In 2000, when Israel carried out a final and complete withdrawal from Lebanon, shattering its loyal South Lebanese Army ally, inviting a sweeping Hizballah take-over, and exposing Israel’s north to the wrath of Shiite jihad against the Jewish state.  Self-delusion prevailed in the corridors of power in Jerusalem where it was naively assumed that UN or Lebanese Army supervision in south Lebanon would effect stability and peace. A period of deceptive quiet ended when well prepared Hizballah kidnapped soldiers from inside Israeli territory, igniting the July-August 2006 Israel-Hizballah War.

 A functioning state requires a coherent political community and effective political institutions. These factors unite the citizenry, earn its loyalty, nurture patriotism, and shape a shared vision of the body politic as a legitimate focus for a common vision of the country. Lebanon failed fatally in this task, and Israel ignored this imperative necessity. When in 1989 Syria assassinated a Lebanese president (René Moawed), and installed a puppet Lebanese president (Elias Hrawi) in his stead, the now Syrian-controlled power levers in Beirut focused on Israel. The withering of Lebanon left a vacuum that allowed warfare against Israel.

Lebanon collapsed and came to grief under the combined weight of brutal forces from within and without. Israel helped facilitate this unfortunate process by limiting its concern to the security of the northern border and the safety of citizens there. However,

when Lebanon fell into the hands of Assad, Khomeini, and Nasrallah, all of Lebanon became a military platform for menacing most of Israel. A Syrianized/Iranized Lebanon led to katyusha missiles in 2006 that struck and killed Israeli civilians on the proximate northern border and further south in Haifa, Maghrar, Kiryat Ata, and other locations.

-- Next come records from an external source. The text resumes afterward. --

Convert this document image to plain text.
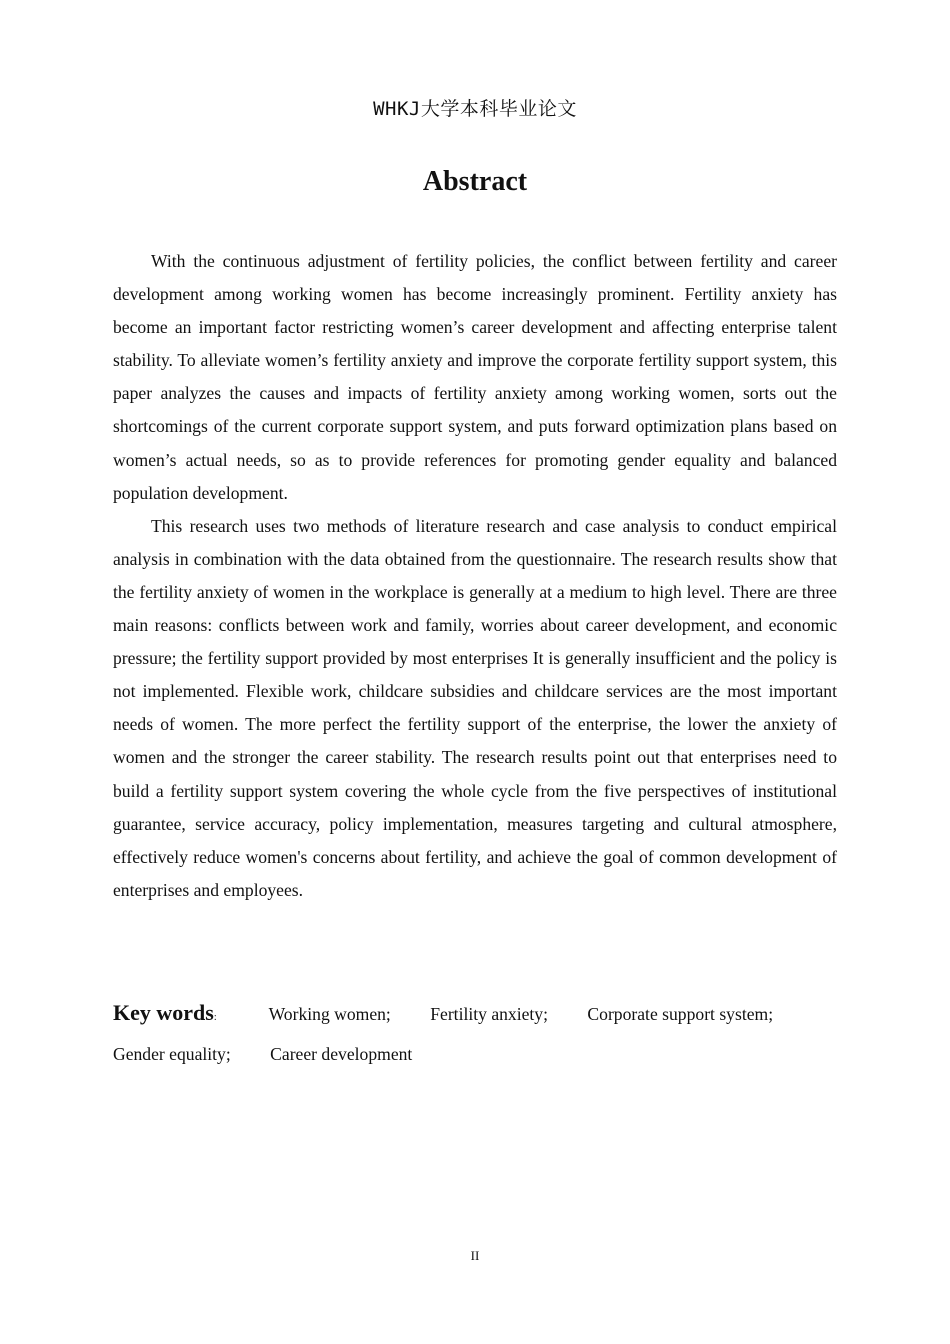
WHKJ大学本科毕业论文
Abstract

With the continuous adjustment of fertility policies, the conflict between fertility and career development among working women has become increasingly prominent. Fertility anxiety has become an important factor restricting women’s career development and affecting enterprise talent stability. To alleviate women’s fertility anxiety and improve the corporate fertility support system, this paper analyzes the causes and impacts of fertility anxiety among working women, sorts out the shortcomings of the current corporate support system, and puts forward optimization plans based on women’s actual needs, so as to provide references for promoting gender equality and balanced population development.

This research uses two methods of literature research and case analysis to conduct empirical analysis in combination with the data obtained from the questionnaire. The research results show that the fertility anxiety of women in the workplace is generally at a medium to high level. There are three main reasons: conflicts between work and family, worries about career development, and economic pressure; the fertility support provided by most enterprises It is generally insufficient and the policy is not implemented. Flexible work, childcare subsidies and childcare services are the most important needs of women. The more perfect the fertility support of the enterprise, the lower the anxiety of women and the stronger the career stability. The research results point out that enterprises need to build a fertility support system covering the whole cycle from the five perspectives of institutional guarantee, service accuracy, policy implementation, measures targeting and cultural atmosphere, effectively reduce women's concerns about fertility, and achieve the goal of common development of enterprises and employees.

Key words:	Working women; Fertility anxiety; Corporate support system;
Gender equality; Career development
II
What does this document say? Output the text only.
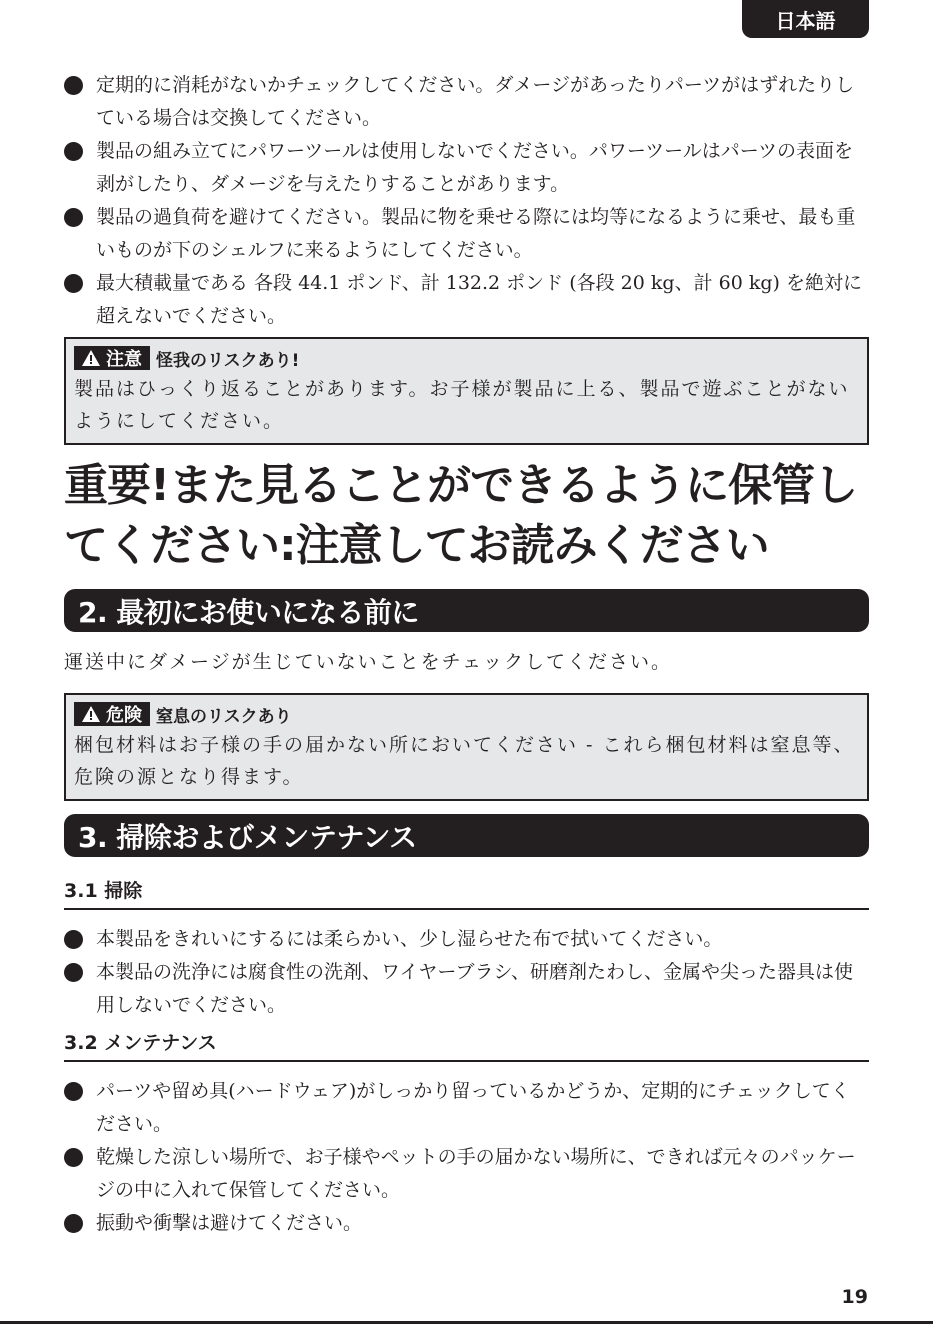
日本語
定期的に消耗がないかチェックしてください。ダメージがあったりパーツがはずれたりしている場合は交換してください。
製品の組み立てにパワーツールは使用しないでください。パワーツールはパーツの表面を剥がしたり、ダメージを与えたりすることがあります。
製品の過負荷を避けてください。製品に物を乗せる際には均等になるように乗せ、最も重いものが下のシェルフに来るようにしてください。
最大積載量である 各段 44.1 ポンド、計 132.2 ポンド (各段 20 kg、計 60 kg) を絶対に超えないでください。
注意 怪我のリスクあり!
製品はひっくり返ることがあります。お子様が製品に上る、製品で遊ぶことがないようにしてください。
重要!また見ることができるように保管してください:注意してお読みください
2. 最初にお使いになる前に
運送中にダメージが生じていないことをチェックしてください。
危険 窒息のリスクあり
梱包材料はお子様の手の届かない所においてください - これら梱包材料は窒息等、危険の源となり得ます。
3. 掃除およびメンテナンス
3.1 掃除
本製品をきれいにするには柔らかい、少し湿らせた布で拭いてください。
本製品の洗浄には腐食性の洗剤、ワイヤーブラシ、研磨剤たわし、金属や尖った器具は使用しないでください。
3.2 メンテナンス
パーツや留め具(ハードウェア)がしっかり留っているかどうか、定期的にチェックしてください。
乾燥した涼しい場所で、お子様やペットの手の届かない場所に、できれば元々のパッケージの中に入れて保管してください。
振動や衝撃は避けてください。
19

Lebanon declined due to its own political flaws, its intra-Maronite rivalries, alien ideological currents, and hollow national ethos. Israel’s fatal lack of foresight was in ignoring the necessity to support the Lebanese political struggle for unity and independence, in not paying heed to the primacy of the political domain. Even the assassination of Bashir Gemayel in September 1982, and the abortive May 17, 1983 Agreement, failed to bring about a clearer Israeli assessment of the situation.  Israel tacitly accommodated Syria’s takeover of Lebanon as a formula for stability in the country and therefore good for Israel. It never engaged in a diplomatic campaign to expose and oppose Syrian occupation of Lebanon. It never decried Lebanon’s loss of independence as the nullification of an international legal norm and historic right.

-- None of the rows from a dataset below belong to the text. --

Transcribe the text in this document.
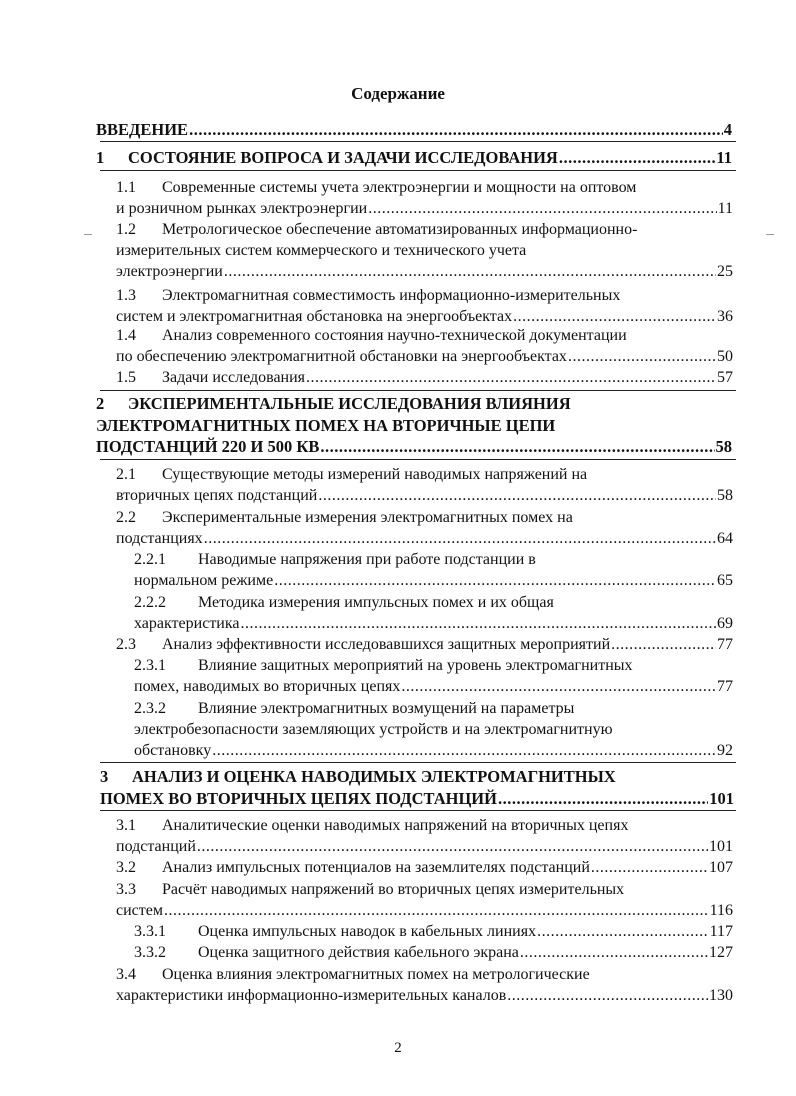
Содержание
ВВЕДЕНИЕ .....	4
1 СОСТОЯНИЕ ВОПРОСА И ЗАДАЧИ ИССЛЕДОВАНИЯ .....	11
1.1 Современные системы учета электроэнергии и мощности на оптовом
и розничном рынках электроэнергии .....	11
1.2 Метрологическое обеспечение автоматизированных информационно-
измерительных систем коммерческого и технического учета
электроэнергии .....	25
1.3 Электромагнитная совместимость информационно-измерительных
систем и электромагнитная обстановка на энергообъектах .....	36
1.4 Анализ современного состояния научно-технической документации
по обеспечению электромагнитной обстановки на энергообъектах .....	50
1.5 Задачи исследования .....	57
2 ЭКСПЕРИМЕНТАЛЬНЫЕ ИССЛЕДОВАНИЯ ВЛИЯНИЯ
ЭЛЕКТРОМАГНИТНЫХ ПОМЕХ НА ВТОРИЧНЫЕ ЦЕПИ
ПОДСТАНЦИЙ 220 И 500 КВ .....	58
2.1 Существующие методы измерений наводимых напряжений на
вторичных цепях подстанций .....	58
2.2 Экспериментальные измерения электромагнитных помех на
подстанциях .....	64
2.2.1 Наводимые напряжения при работе подстанции в
нормальном режиме .....	65
2.2.2 Методика измерения импульсных помех и их общая
характеристика .....	69
2.3 Анализ эффективности исследовавшихся защитных мероприятий .....	77
2.3.1 Влияние защитных мероприятий на уровень электромагнитных
помех, наводимых во вторичных цепях .....	77
2.3.2 Влияние электромагнитных возмущений на параметры
электробезопасности заземляющих устройств и на электромагнитную
обстановку .....	92
3 АНАЛИЗ И ОЦЕНКА НАВОДИМЫХ ЭЛЕКТРОМАГНИТНЫХ
ПОМЕХ ВО ВТОРИЧНЫХ ЦЕПЯХ ПОДСТАНЦИЙ .....	101
3.1 Аналитические оценки наводимых напряжений на вторичных цепях
подстанций .....	101
3.2 Анализ импульсных потенциалов на заземлителях подстанций .....	107
3.3 Расчёт наводимых напряжений во вторичных цепях измерительных
систем .....	116
3.3.1 Оценка импульсных наводок в кабельных линиях .....	117
3.3.2 Оценка защитного действия кабельного экрана .....	127
3.4 Оценка влияния электромагнитных помех на метрологические
характеристики информационно-измерительных каналов .....	130
2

Major-General Giora Island, Director of the National Security Council, believed that Syria’s presence in Lebanon actually served Israeli interests. This clearly was a consensual view in the Israeli political-security establishment for many years. But what is good for Syria is

Only a free Lebanon can be a friend of Israel

bad for Israel.  Syria has no intention of breaking with either Hizballah or Iran, and Hizballah has no intention of disarming (UN Res. 1701 notwithstanding). The present lull in the fighting is only a smokescreen as it was from 2000 to2006.

Only a free Lebanon can be a friend of Israel.  Israel is reaping the fruits of its folly in devaluing things political in Lebanon. As Barbara Tuchman aptly wrote: “A phenomenon noticeable throughout history…is the pursuit by governments of policies contrary to their own interests.”